Marco 3, 7-12
Gesù intanto si ritirò presso il mare con i suoi discepoli e lo seguì molta folla
dalla Galilea. Dalla Giudea e da Gerusalemme e dall’Idumea e dalla
Transgiordania e dalle parti di Tiro e Sidone una gran folla, sentendo ciò che
faceva, si recò da lui. Allora egli pregò i suoi discepoli che gli mettessero a
disposizione una barca, a causa della folla, perché non lo schiacciassero. Infatti
ne aveva guariti molti, così che quanti avevano qualche male gli si gettavano
addosso per toccarlo.
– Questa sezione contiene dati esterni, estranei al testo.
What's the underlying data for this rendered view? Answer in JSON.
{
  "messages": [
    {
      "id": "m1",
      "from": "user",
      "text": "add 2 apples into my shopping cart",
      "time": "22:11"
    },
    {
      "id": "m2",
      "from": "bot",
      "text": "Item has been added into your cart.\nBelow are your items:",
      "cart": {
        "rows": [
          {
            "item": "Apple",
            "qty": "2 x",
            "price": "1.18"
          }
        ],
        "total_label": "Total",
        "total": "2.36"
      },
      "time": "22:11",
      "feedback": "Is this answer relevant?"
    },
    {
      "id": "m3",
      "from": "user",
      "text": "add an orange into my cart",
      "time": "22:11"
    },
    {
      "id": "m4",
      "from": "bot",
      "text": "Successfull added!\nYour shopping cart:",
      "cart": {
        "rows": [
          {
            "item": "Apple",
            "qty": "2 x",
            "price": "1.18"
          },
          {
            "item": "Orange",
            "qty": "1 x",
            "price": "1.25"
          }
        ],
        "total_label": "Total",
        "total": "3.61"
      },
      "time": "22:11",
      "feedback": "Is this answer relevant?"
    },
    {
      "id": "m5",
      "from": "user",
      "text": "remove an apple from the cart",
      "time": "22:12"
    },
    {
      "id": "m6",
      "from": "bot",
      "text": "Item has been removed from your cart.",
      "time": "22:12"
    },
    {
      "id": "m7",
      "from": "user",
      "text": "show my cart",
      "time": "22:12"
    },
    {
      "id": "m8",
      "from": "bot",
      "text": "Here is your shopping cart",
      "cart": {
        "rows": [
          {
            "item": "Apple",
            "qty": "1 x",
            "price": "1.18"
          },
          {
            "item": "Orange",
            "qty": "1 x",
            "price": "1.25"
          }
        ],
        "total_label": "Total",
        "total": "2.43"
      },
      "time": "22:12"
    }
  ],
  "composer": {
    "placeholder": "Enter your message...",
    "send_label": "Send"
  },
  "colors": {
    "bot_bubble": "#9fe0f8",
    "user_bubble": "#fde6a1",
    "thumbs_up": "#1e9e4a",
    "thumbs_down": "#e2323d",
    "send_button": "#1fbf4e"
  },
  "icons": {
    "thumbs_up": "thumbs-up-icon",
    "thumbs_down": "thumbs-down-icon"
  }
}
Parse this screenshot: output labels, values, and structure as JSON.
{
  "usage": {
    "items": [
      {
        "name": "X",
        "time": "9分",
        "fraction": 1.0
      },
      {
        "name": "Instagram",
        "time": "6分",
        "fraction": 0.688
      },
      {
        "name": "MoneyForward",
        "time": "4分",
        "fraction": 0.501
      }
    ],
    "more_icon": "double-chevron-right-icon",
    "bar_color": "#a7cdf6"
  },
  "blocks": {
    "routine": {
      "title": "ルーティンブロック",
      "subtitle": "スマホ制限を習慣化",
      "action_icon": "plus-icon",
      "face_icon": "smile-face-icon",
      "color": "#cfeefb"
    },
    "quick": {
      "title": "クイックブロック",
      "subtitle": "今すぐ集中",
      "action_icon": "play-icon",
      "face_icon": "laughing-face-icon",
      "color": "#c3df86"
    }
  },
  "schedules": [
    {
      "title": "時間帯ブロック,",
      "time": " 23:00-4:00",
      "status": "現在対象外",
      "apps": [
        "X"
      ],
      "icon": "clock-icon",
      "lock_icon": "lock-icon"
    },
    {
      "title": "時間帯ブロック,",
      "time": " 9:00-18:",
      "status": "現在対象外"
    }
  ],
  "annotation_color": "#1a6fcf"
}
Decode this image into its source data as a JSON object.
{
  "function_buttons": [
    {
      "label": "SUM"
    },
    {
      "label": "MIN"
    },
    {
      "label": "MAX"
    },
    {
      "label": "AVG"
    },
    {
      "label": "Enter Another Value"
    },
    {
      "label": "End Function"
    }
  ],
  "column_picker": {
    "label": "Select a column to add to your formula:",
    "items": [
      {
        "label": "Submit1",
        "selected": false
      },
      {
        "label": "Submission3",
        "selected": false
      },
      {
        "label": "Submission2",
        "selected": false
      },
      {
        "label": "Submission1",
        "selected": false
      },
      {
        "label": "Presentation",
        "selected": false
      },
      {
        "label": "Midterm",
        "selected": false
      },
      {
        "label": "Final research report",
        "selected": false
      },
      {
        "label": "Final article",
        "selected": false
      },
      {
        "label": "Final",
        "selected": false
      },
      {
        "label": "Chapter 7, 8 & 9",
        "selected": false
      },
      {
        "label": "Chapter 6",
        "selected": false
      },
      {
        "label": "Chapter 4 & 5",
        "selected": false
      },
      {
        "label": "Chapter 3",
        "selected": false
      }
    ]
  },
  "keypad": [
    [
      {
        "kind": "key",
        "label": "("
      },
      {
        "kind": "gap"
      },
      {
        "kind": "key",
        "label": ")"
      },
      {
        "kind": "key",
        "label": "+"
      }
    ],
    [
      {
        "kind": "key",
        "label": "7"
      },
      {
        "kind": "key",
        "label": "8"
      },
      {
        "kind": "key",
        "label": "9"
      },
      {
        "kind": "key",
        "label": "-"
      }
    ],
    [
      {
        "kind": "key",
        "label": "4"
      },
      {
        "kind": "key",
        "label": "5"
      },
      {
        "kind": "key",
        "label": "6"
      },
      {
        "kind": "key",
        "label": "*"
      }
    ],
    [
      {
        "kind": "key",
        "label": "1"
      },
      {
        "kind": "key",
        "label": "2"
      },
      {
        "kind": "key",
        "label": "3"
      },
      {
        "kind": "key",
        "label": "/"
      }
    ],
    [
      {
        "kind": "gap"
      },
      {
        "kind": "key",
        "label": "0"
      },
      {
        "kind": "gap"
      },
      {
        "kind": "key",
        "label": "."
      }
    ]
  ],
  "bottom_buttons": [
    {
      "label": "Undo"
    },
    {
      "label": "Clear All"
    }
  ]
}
Gli spiriti immondi, quando lo vedevano, gli si gettavano
ai piedi gridando: «Tu sei il Figlio di Dio!». Ma egli li sgridava severamente
perché non lo manifestassero.
Come vivere questa Parola?
Gesù accetta di lasciarsi travolgere, di lasciarsi toccare dalla folla che fa ressa,
pigia. Accetta che la fede possa partire da un umanissimo desiderio di
guarigione, corre il rischio di essere scambiato per guru e guaritore pur di
riuscire a parlare del regno e a condurre le persone alla guarigione più difficile,
quella interiore. Chiede ai suoi discepoli una barca per potersi discostare dalla
riva quel tanto che basta per potere essere visto e ascoltato da tutti. Anche
noi, imprestiamo la barca della nostra vita al Signore, facciamolo salire,
lasciamo che usi il nostro tempo, le nostre qualità per annunciare il Regno. Non
siamo noi ad evangelizzare ma è lui, attraverso noi e la nostra vite, per quanto
piccola e imperfetta possa essere. Qualunque sia la nostra condizione sociale,
la nostra cultura, la nostra storia, il Signore ci propone di essere suoi discepoli
per aiutarlo a portare l’annuncio ovunque.